Hoy, que también es ayer, son dos hermanos, sus patadas y abrazos son el ritmo y la rima. Ya abuelos, no tienen la culpa de que algún hijo les salga tonto. Cada uno vive su vida, pero quedan en secreto, la poesía parece mucho más vieja y a la música eso no le hace bueno, porque va a la moda, le gusta aparentar que no ha muerto, y solo está medicada, para no hacer daño. Puede gritar pero de aquí a la valla, puede disfrazarse del Príncipe de Bel-Air y que nadie se fije en como se arrastra.

¿Va a volver la magia de los años 70′, 80′, incluso 90′, en forma de grupo tributo? — No creo.

¿Va a volver Unamuno a burlarse de Millán-Astray? — Fuera de un Micro Abierto, tras el minuto de fama, nadie escucha a los poetas.

Es la radicalización constante del alma el único desarrollo posible, copiar y pegar es la muleta de los falsos cojos, de los artistas con técnica y sin arte, ellos nunca morirán de sobredosis. No es necesario el talento, puedes ponerte una peluca y un tanga, pero cuando se te caigan las tetas nadie cantará tus canciones. Como reclamo publicitario ya no vales, aquí nadie ha dicho nada de cantar.

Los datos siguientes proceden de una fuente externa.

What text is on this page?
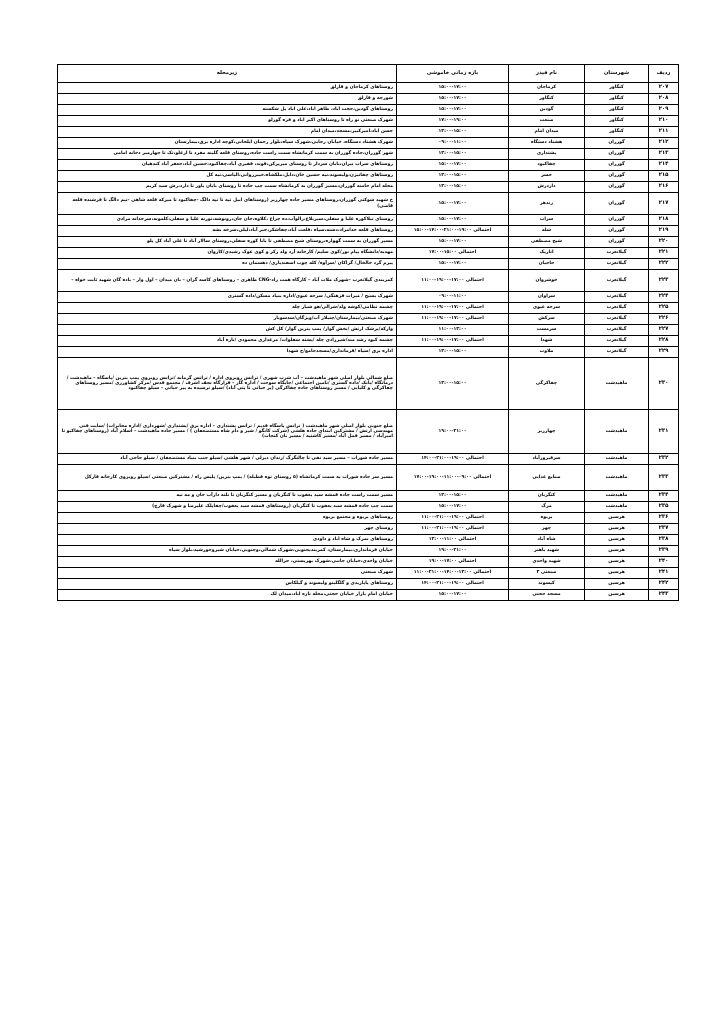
ردیف	شهرستان	نام فیدر	بازه زمانی خاموشی	زیرمحله
۲۰۷	کنگاور	کرماجان	۱۵:۰۰-۱۷:۰۰	روستاهای کرماجان و قارلق
۲۰۸	کنگاور	کنگاور	۱۵:۰۰-۱۷:۰۰	شورجه و قارلق
۲۰۹	کنگاور	گودین	۱۵:۰۰-۱۷:۰۰	روستاهای گودین،حجت اباد، طاهر اباد،علی اباد پل شکسته
۲۱۰	کنگاور	صنعت	۱۷:۰۰-۱۹:۰۰	شهرک صنعتی نو راه تا روستاهای اکبر اباد و فره گوزلو
۲۱۱	کنگاور	میدان امام	۱۳:۰۰-۱۵:۰۰	حسن اباد،امیرکبیر،مسجد،میدان امام
۲۱۲	گوزران	هشتاد دستگاه	۰۹:۰۰-۱۱:۰۰	شهرک هشتاد دستگاه، خیابان رجایی،شهرک سپاه،بلوار رحمان ایلخانی،کوچه اداره برق،بیمارستان
۲۱۳	گوزران	پشتداری	۱۳:۰۰-۱۵:۰۰	شهر گوزران،جاده گوزران به سمت کرمانشاه سمت راست جاده،روستای قلعه گلینه مقرد تا ازغلو،تک تا چهارمیر دخانه امامی
۲۱۴	گوزران	چقاکبود	۱۵:۰۰-۱۷:۰۰	روستاهای سراب نیران،بابان سردار تا روستای میرپرکن،قوند، فقیری آباد،چقاکبود،حسین آباد،جعفر آباد کندهیان
۲۱۵	گوزران	خسر	۱۳:۰۰-۱۵:۰۰	روستاهای چقانیژن،ولیسوند،نیه حسین خان،دایل،ملکشاه،خیبرروانی،الیاسی،تیه کل
۲۱۶	گوزران	داردرش	۱۳:۰۰-۱۵:۰۰	محله امام خامنه گوزران،مسیر گوزران به کرمانشاه سمت چپ جاده تا روستای بابان یاور تا دارد،رش سید کریم
۲۱۷	گوزران	زندهر	۱۵:۰۰-۱۷:۰۰	خ شهید شوکتی گوزران،روستاهای مسیر جاده چهارزبر (روستاهای ابیل تپه تا تپه دالگ -چقاکبود تا میرکه قلعه شاهی -تیم دالگ تا فرشنده قلعه قاضی)
۲۱۸	گوزران	سراب	۱۵:۰۰-۱۷:۰۰	روستای تیلاکوره علیا و سفلی،سیزبلاغ،زالوآب،ده چراغ ،کلاوه،جان جان،رونوشه،تورنه علیا و سفلی،کلمونه،سرخدانه مرادی
۲۱۹	گوزران	شله	احتمالی ۱۹:۰۰-۲۱:۰۰-۱۴:۰۰-۱۵:۰۰	روستاهای قلعه خدامراد،دشته،سپاه ،قلعت آباد،چقاشکر،جبر آباد،لیلی،سرخه بشه
۲۲۰	گوزران	شیخ مصطفی	۱۵:۰۰-۱۷:۰۰	مسیر گوزران به سمت گهواره،روستای شیخ مصطفی تا بابا کوره سفلی،روستای سالار آباد تا علی آباد کل پلو
۲۲۱	گیلانغرب	اتاریک	احتمالی ۱۵:۰۰-۱۷:۰۰	مهدیه/دانشگاه پیام نور/کوی سلیم/ کارخانه آرد ولد زکر و کوی عوک رشیدی/کاروان
۲۲۲	گیلانغرب	حاجیان	۱۵:۰۰-۱۷:۰۰	پیرم گرد خالخال/ گراکان /سرآوه/ کله چوب اسفندیاری/ دهسمان ده
۲۲۳	گیلانغرب	خوشروان	احتمالی ۱۷:۰۰-۱۹:۰۰-۱۱:۰۰	کمربندی گیلانغرب –شهرک ملات آباد – کارگاه همت زاد-CNG ظاهری – روستاهای کاسه گران – بان میدان – اول وار – باده گان شهید ثابت خواه –
۲۲۴	گیلانغرب	سراوان	۰۹:۰۰-۱۱:۰۰	شهرک بسیج / میراث فرهنگی/ سرخه عیوی/اداره بنیاد مسکن/داده گستری
۲۲۵	گیلانغرب	سرخه عیوی	احتمالی ۱۷:۰۰-۱۹:۰۰-۱۱:۰۰	چشمه نظامی/کوشه ولد/شرالی/هو شیار چله
۲۲۶	گیلانغرب	سرکش	احتمالی ۱۷:۰۰-۱۹:۰۰-۱۱:۰۰	شهرک صنعتی/بیمارستان/چنبلاز آب/ویژگان/سدسوبار
۲۲۷	گیلانغرب	سرمست	۱۱:۰۰-۱۳:۰۰	وارکه/پرشک ارتش /بخش گوار/ پمپ بنزین گوار/ کل کش
۲۲۸	گیلانغرب	شهدا	احتمالی ۱۷:۰۰-۱۹:۰۰-۱۱:۰۰	چشمه کبود رشد مند/شیرزادی چله /پشته سفلوات/ مرغداری محمودی /تازه آباد
۲۲۹	گیلانغرب	ملاوت	۱۳:۰۰-۱۵:۰۰	اداره برق /سپاه /فرمانداری/مسجدجامع/خ شهدا
۲۳۰	ماهیدشت	چقاکرگی	۱۳:۰۰-۱۵:۰۰	ضلع شمالی بلوار اصلی شهر ماهیدشت – آب شرب شهری / ترانس روبروی اداره / ترانس گرمابه /ترانس روبروی پمپ بنزین /پاسگاه – ماهیدشت / درمانگاه /بانک /داده گستری /تامین اجتماعی /جایگاه سوخت / اداره گاز – قرارگاه نجف اشرف / مجتمع قدس /مرکز کشاورزی /مسیر روستاهای چقاکرگی و کلیایی / مسیر روستاهای جاده چقاکرگی (پر حیاتی تا پتی آباد) /سیلو نرسیده به پیر حیاتی – سیلو چقاکبود
۲۳۱	ماهیدشت	چهارزبر	۱۹:۰۰-۲۱:۰۰	ضلع جنوبی بلوار اصلی شهر ماهیدشت ( ترانس پاسگاه قدیم / ترانس پشتداری – اداره برق /پشتداری /شهرداری /اداره مخابرات) /سایت فنی مهندسی ارتش / مشترکین ابتدای جاده هلشی (شرکت کانگو / شیر و دام شاه مستضعفان ) / مسیر جاده ماهیدشت – اسلام آباد (روستاهای چقاکبو تا امیرآباد / مسیر قمل آباد /مسیر کاشتیه / مسیر بان کنجاب)
۲۳۲	ماهیدشت	سرفیروزآباد	احتمالی ۱۹:۰۰-۲۱:۰۰-۱۴:۰۰	مسیر جاده شوراب – مسیر سید نقی تا چالنگرگ /زندان دیزلی / شهر هلشی /سیلو جنب بنیاد مستضعفان / سیلو حاجی آباد
۲۳۳	ماهیدشت	صنایع غذایی	احتمالی ۰۹:۰۰-۱۱:۰۰-۱۹:۰۰-۱۷:۰۰	مسیر سر جاده شوراب به سمت کرمانشاه (۵ روستای توه قطبله) / پمپ بنزین/ پلیس راه / مشترکین صنعتی /سیلو روبروی کارخانه قارکل
۲۳۴	ماهیدشت	کنگربان	۱۳:۰۰-۱۵:۰۰	مسیر سمت راست جاده قمشه سید یعقوب تا کنگربان و مسیر کنگربان تا تلته دارآب خان و مه تیه
۲۳۵	ماهیدشت	مرگ	۱۵:۰۰-۱۷:۰۰	سمت چپ جاده قمشه سید یعقوب تا کنگربان (روستاهای قمشه سید یعقوب/چقاپلک علیرضا و شهرک قارچ)
۲۳۶	هرسین	بربوه	احتمالی ۱۹:۰۰-۲۱:۰۰-۱۱:۰۰	روستاهای بربوه و مجتمع بربوه
۲۳۷	هرسین	چهر	احتمالی ۱۹:۰۰-۲۱:۰۰-۱۱:۰۰	روستای چهر
۲۳۸	هرسین	شاه آباد	احتمالی ۱۱:۰۰-۱۳:۰۰	روستاهای نمرک و شاه اباد و داودی
۲۳۹	هرسین	شهید باهنر	۱۹:۰۰-۲۱:۰۰	خیابان فرمانداری،بیمارستان، کمربندیجنوبی،شهرک شمالی،وجنوبی،خیابان شیروخورشید،بلوار سپاه
۲۴۰	هرسین	شهید واحدی	احتمالی ۱۷:۰۰-۱۹:۰۰	خیابان واحدی،خیابان جانبی،شهرک بهزیستی، جرالله
۲۴۱	هرسین	صنعتی ۲	احتمالی ۱۳:۰۰-۱۴:۰۰-۲۱:۰۰-۱۱:۰۰	شهرک صنعتی
۲۴۲	هرسین	کیسوند	احتمالی ۱۹:۰۰-۲۱:۰۰-۱۴:۰۰	روستاهای پاپازیدی و گلگلبتو ولیسوند و گیلکاس
۲۴۳	هرسین	مسجد حجتی	۱۵:۰۰-۱۷:۰۰	خیابان امام بازار خیابان حجتی،محله تازه اباد،میدان لک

Han rescatado del naufragio a miles de canta-autores, ninguno va a la guerra, todos toman el sol, como diría Albert Pla, ni cobardes, ni valientes, ni revolucionarios. Serrat ya está mayor para cantar a Machado, y a los Lagartija Nick les falta Enrique Morente.

Canciones políticamente incorrectas y fuera de onda, se apoyan en músicos y poetas enfermos haciendo su noche más larga. Todos saben que no descansarán y que de los hastíos nace la inspiración, todos saben que: volverán los antiguos acordes, por la boca, el cielo y los bares, en sus guitarras a sonar.